Last night Santa Cruz High students put on their fancy disguises and made their way in throngs to the Rittenhouse building in downtown Santa Cruz for prom. Girls wore dresses that either flowed behind them or looked as though they were just painted on, and guys got out their best rented tuxes and clip on ties for the big night.
People say prom is overrated, or it's the most important experience in high school. That it's incredibly life changing or devastatingly boring. I might have been one to agree with them, before last night. The Rittenhouse building is amazing, and while I only saw the lobby and the top floor, it was enough to get me excited. A wraparound balcony on the top provides the perfect view of Pacific Avenue, and is key to the dance because it allows for some fresh air.

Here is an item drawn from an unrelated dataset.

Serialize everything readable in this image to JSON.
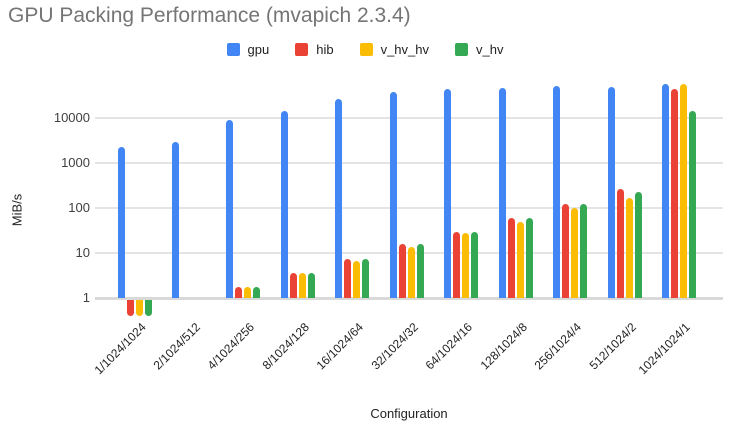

The top floor was decked out with starry lanterns and spotlights, tables which were quickly pushed togerther, and a buffet line of delicious food. In the center of the room, a rectangle of cement formed by white columns, was the dance floor. While there was the first hour or so of the dance where no one dared cross center stage unless they were accompanied by their entourage, as the night went on and the DJ started to play top 40 hits it was soon packed. It's here, lost in a forest of arms and sweat and flashing dresses that bounce up and down and up again, that prom comes to life, that prom becomes not just about the after parties.
Soon the floor was crowded and inhibitions lost somewhere in the mob of hip-pumping teens. I've said it once and I'll say it again, when you look at a high school dance from the outside it's plain nasty, like a single gyrating, hip grabbing, perspiring monster. But when you're there, lost in that crowd, forgetting about how your suit is holding up, hypnotized by the deep beats of today's music- it's plain euphoria.
Perhaps this is why, when everyone started to notice the entire ground moving up and down beneath our feet, and the cracks in the cement that spidered out from us, no one stopped dancing. Lost in the music that pumped from a man with a laptop, we gladly accepted the fact that if we fall through the ground, we might as well go out dancing.
So for nearly four hours we danced as the dance floor roled, cracked, and slowly disintegrated the ironed suits and braided up hair.
Prom might not be the most important moment in high school, may not even be in the top 5, but it's definitely something I'm going to remember for a long time.